The date upon which the treaty is to take effect has not yet been set. However, there have been early land transfers to Maa-nulth First Nations before the treaty takes effect, enabling the Nations to pursue community and economic activities with these lands.
Lheidli T’enneh First Nation
The Lheidli T’enneh First Nation (near Prince George) reached a Final Agreement in 2006, however this Agreement failed the ratification vote by the Lheidli T’enneh membership. The Band has been seeking more input from its members to determine whether the Final Agreement is sufficient, and whether a second ratification vote should be held.
In-SHUCK-ch First Nation
The parties at this table are working toward final agreement by the end of 2009. The Treaty Commission reports that the outstanding issues at this table revolve around the Nation’s concern that the treaty provides sufficient resources (including fisheries and financial resources) to build a solid economy for the community.
Sliammon First Nation
This First Nation, near Powell River on the Sunshine Coast, signed an AIP in December 2003, and is moving toward final agreement. However, the Treaty Commission identifies the lack of a fisheries mandate from the federal government as a major obstacle to final agreement.
In the meantime
Because treaty negotiations take many years, important issues arise between the parties in the meantime. For instance, often the land in a First Nation’s traditional territory will be targeted by third parties or government for resource exploitation or other economic activities. At the same time, First Nations continue to struggle economically while their land claims remain unresolved.

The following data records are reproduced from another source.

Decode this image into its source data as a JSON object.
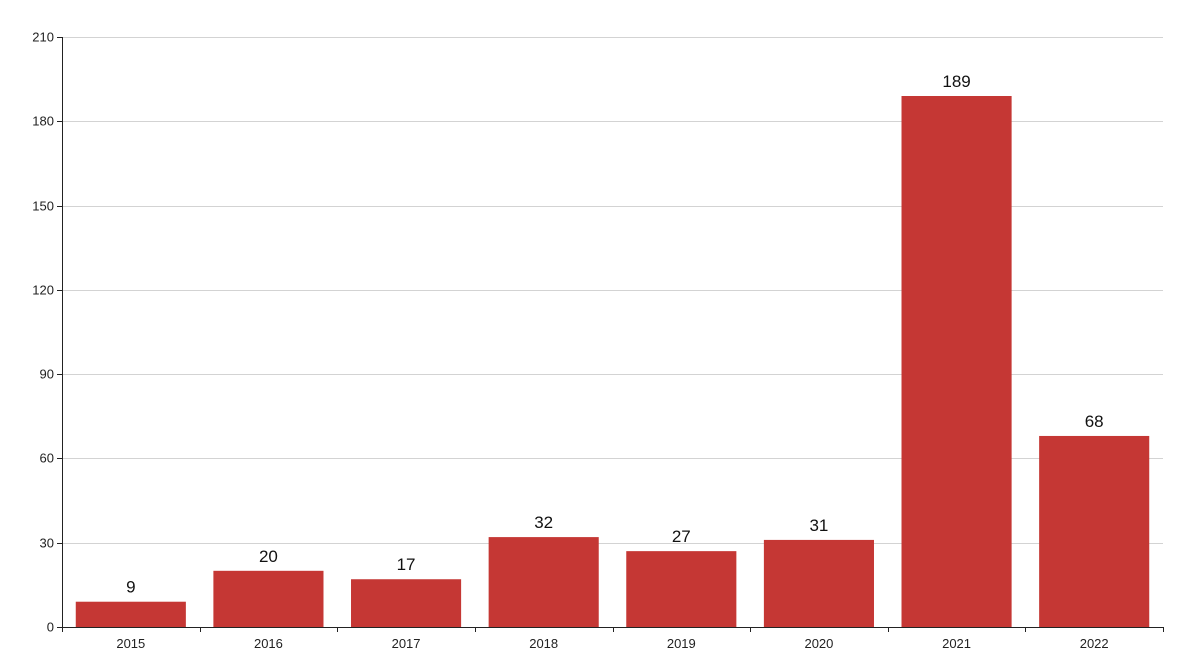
{
  "chart_data": {
    "type": "bar",
    "title": "",
    "xlabel": "",
    "ylabel": "",
    "categories": [
      "2015",
      "2016",
      "2017",
      "2018",
      "2019",
      "2020",
      "2021",
      "2022"
    ],
    "values": [
      9,
      20,
      17,
      32,
      27,
      31,
      189,
      68
    ],
    "ylim": [
      0,
      210
    ],
    "yticks": [
      0,
      30,
      60,
      90,
      120,
      150,
      180,
      210
    ],
    "grid": true,
    "data_labels": true,
    "bar_color": "#c53734",
    "gridline_color": "#d3d3d3"
  }
}
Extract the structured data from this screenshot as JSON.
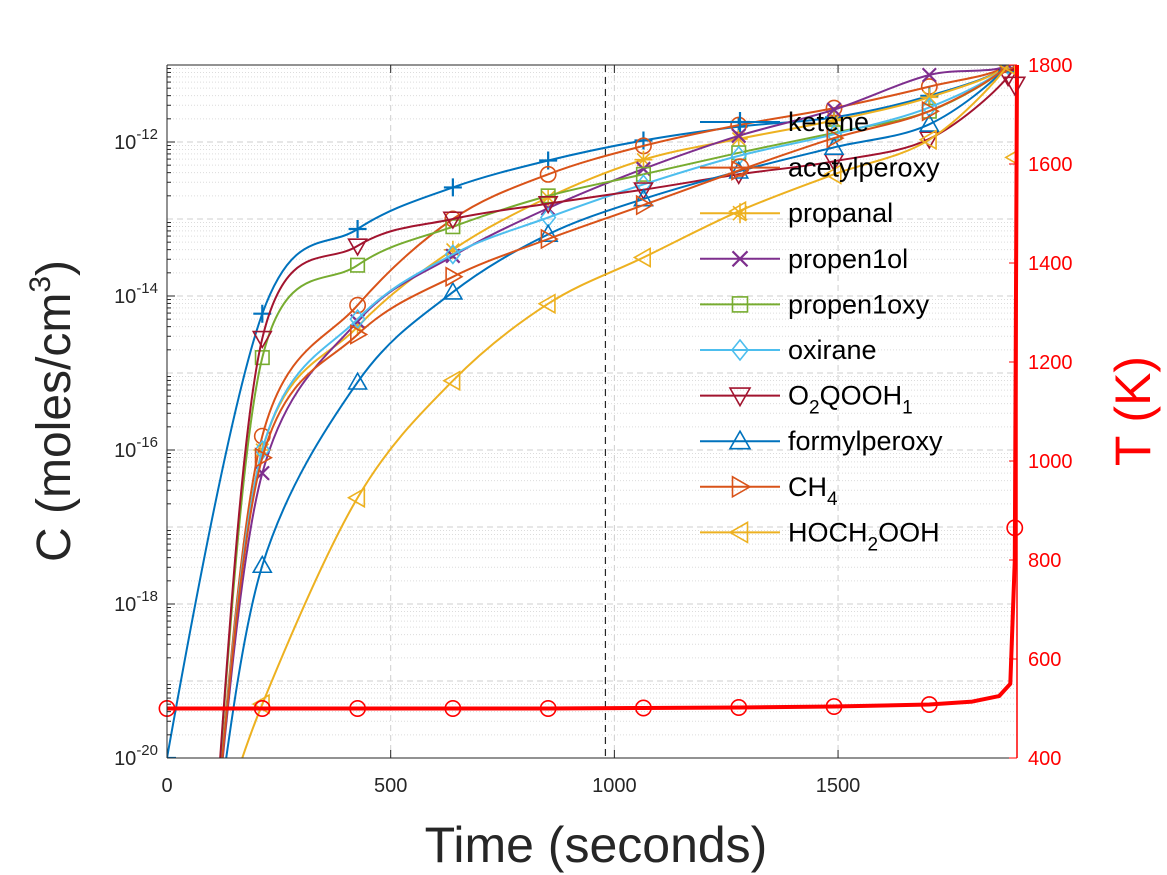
{
  "chart_data": {
    "type": "line",
    "xlabel": "Time (seconds)",
    "ylabel_left": "C (moles/cm",
    "ylabel_left_sup": "3",
    "ylabel_left_close": ")",
    "ylabel_right": "T (K)",
    "xlim": [
      0,
      1900
    ],
    "ylim_left_log10": [
      -20,
      -11
    ],
    "ylim_right": [
      400,
      1800
    ],
    "y_left_scale": "log",
    "grid": true,
    "minor_grid": true,
    "legend_position": "top-right",
    "x_ticks": [
      0,
      500,
      1000,
      1500
    ],
    "x_tick_labels": [
      "0",
      "500",
      "1000",
      "1500"
    ],
    "y_left_ticks": [
      {
        "base": "10",
        "exp": "-20",
        "value": -20
      },
      {
        "base": "10",
        "exp": "-18",
        "value": -18
      },
      {
        "base": "10",
        "exp": "-16",
        "value": -16
      },
      {
        "base": "10",
        "exp": "-14",
        "value": -14
      },
      {
        "base": "10",
        "exp": "-12",
        "value": -12
      }
    ],
    "y_right_ticks": [
      400,
      600,
      800,
      1000,
      1200,
      1400,
      1600,
      1800
    ],
    "y_right_tick_labels": [
      "400",
      "600",
      "800",
      "1000",
      "1200",
      "1400",
      "1600",
      "1800"
    ],
    "reference_line_x": 980,
    "series": [
      {
        "name": "ketene",
        "color": "#0072BD",
        "marker": "plus",
        "x": [
          0,
          213,
          426,
          639,
          852,
          1065,
          1278,
          1491,
          1704,
          1880
        ],
        "log10_y": [
          -20.0,
          -14.23,
          -13.13,
          -12.59,
          -12.24,
          -11.98,
          -11.8,
          -11.68,
          -11.4,
          -11.0
        ]
      },
      {
        "name": "acetylperoxy",
        "color": "#D95319",
        "marker": "circle",
        "x": [
          213,
          426,
          639,
          852,
          1065,
          1278,
          1491,
          1704,
          1880
        ],
        "log10_y": [
          -15.82,
          -14.12,
          -13.0,
          -12.42,
          -12.05,
          -11.78,
          -11.56,
          -11.28,
          -11.0
        ]
      },
      {
        "name": "propanal",
        "color": "#EDB120",
        "marker": "star",
        "x": [
          213,
          426,
          639,
          852,
          1065,
          1278,
          1491,
          1704,
          1880
        ],
        "log10_y": [
          -16.0,
          -14.4,
          -13.4,
          -12.72,
          -12.23,
          -11.96,
          -11.72,
          -11.42,
          -11.0
        ]
      },
      {
        "name": "propen1ol",
        "color": "#7E2F8E",
        "marker": "x",
        "x": [
          213,
          426,
          639,
          852,
          1065,
          1278,
          1491,
          1704,
          1880
        ],
        "log10_y": [
          -16.3,
          -14.33,
          -13.48,
          -12.86,
          -12.35,
          -11.92,
          -11.58,
          -11.13,
          -11.0
        ]
      },
      {
        "name": "propen1oxy",
        "color": "#77AC30",
        "marker": "square",
        "x": [
          213,
          426,
          639,
          852,
          1065,
          1278,
          1491,
          1704,
          1880
        ],
        "log10_y": [
          -14.8,
          -13.6,
          -13.1,
          -12.7,
          -12.42,
          -12.14,
          -11.88,
          -11.6,
          -11.0
        ]
      },
      {
        "name": "oxirane",
        "color": "#4DBEEE",
        "marker": "diamond",
        "x": [
          213,
          426,
          639,
          852,
          1065,
          1278,
          1491,
          1704,
          1880
        ],
        "log10_y": [
          -16.0,
          -14.3,
          -13.46,
          -12.98,
          -12.55,
          -12.18,
          -11.9,
          -11.55,
          -11.0
        ]
      },
      {
        "name": "O2QOOH1",
        "display_main": "O",
        "display_sub1": "2",
        "display_mid": "QOOH",
        "display_sub2": "1",
        "color": "#A2142F",
        "marker": "triangle-down",
        "x": [
          213,
          426,
          639,
          852,
          1065,
          1278,
          1491,
          1704,
          1880
        ],
        "log10_y": [
          -14.55,
          -13.35,
          -13.0,
          -12.8,
          -12.62,
          -12.42,
          -12.25,
          -11.96,
          -11.15
        ]
      },
      {
        "name": "formylperoxy",
        "color": "#0072BD",
        "marker": "triangle-up",
        "x": [
          213,
          426,
          639,
          852,
          1065,
          1278,
          1491,
          1704,
          1880
        ],
        "log10_y": [
          -17.5,
          -15.12,
          -13.95,
          -13.2,
          -12.74,
          -12.38,
          -12.07,
          -11.77,
          -11.0
        ]
      },
      {
        "name": "CH4",
        "display_main": "CH",
        "display_sub1": "4",
        "color": "#D95319",
        "marker": "triangle-right",
        "x": [
          213,
          426,
          639,
          852,
          1065,
          1278,
          1491,
          1704,
          1880
        ],
        "log10_y": [
          -16.1,
          -14.5,
          -13.75,
          -13.26,
          -12.82,
          -12.37,
          -11.95,
          -11.6,
          -11.0
        ]
      },
      {
        "name": "HOCH2OOH",
        "display_main": "HOCH",
        "display_sub1": "2",
        "display_mid": "OOH",
        "color": "#EDB120",
        "marker": "triangle-left",
        "x": [
          213,
          426,
          639,
          852,
          1065,
          1278,
          1491,
          1704,
          1880
        ],
        "log10_y": [
          -19.3,
          -16.62,
          -15.1,
          -14.1,
          -13.5,
          -12.9,
          -12.42,
          -11.97,
          -11.0
        ]
      }
    ],
    "temperature_series": {
      "name": "T",
      "color": "#FF0000",
      "marker": "circle",
      "x": [
        0,
        213,
        426,
        639,
        852,
        1065,
        1278,
        1491,
        1704,
        1800,
        1860,
        1885,
        1895,
        1900
      ],
      "y": [
        500,
        500,
        500,
        500,
        500,
        501,
        502,
        504,
        508,
        514,
        525,
        550,
        800,
        1800
      ]
    },
    "temperature_markers_x": [
      0,
      213,
      426,
      639,
      852,
      1065,
      1278,
      1491,
      1704
    ],
    "temperature_markers_y": [
      500,
      500,
      500,
      500,
      500,
      501,
      502,
      504,
      508
    ],
    "temperature_right_edge_markers": [
      {
        "t": 1895,
        "y": 865
      },
      {
        "t": 1895,
        "y": 1760,
        "log10_y_ref": null
      }
    ],
    "hoch2ooh_end_marker": {
      "x": 1895,
      "log10_y": -12.2
    }
  }
}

Incremental treaty agreements
Two First Nations have entered into “incremental” treaty agreements with the Crown under the B.C. treaty process. The Klahoose First Nation, which is negotiating its AIP, has received money from B.C. to purchase a Tree Farm License in their traditional territory while their treaty is still being negotiated. The Tla-o-qui-aht First Nation will receive 63 hectares of land as milestones in their treaty negotiation are met. This land will form part of their Final Agreement settlement, when that is reached.
Consultation and accommodation
Outside the treaty process, but related to it, First Nations are entering into accommodation agreements with Crown and industry while economic activities are pursued on lands to which claims remain unresolved. This is based upon the judgment of the Supreme Court of Canada in Haida Nation v. British Columbia (Minister of Forests) 2004 SCC 73. In that important case dealing with the rights of First Nations whose claims remain unresolved, the Court held that while First Nations are in the process of establishing their rights to resources and title to land, they have the right to be consulted and, where appropriate, accommodated for infringements upon those interests.
[i] Quoted in S.L. Harring, White Man’s Law: Native People in Nineteenth-Century Canadian Jurisprudence, (Toronto: University of Toronto Press, 1998) at 212.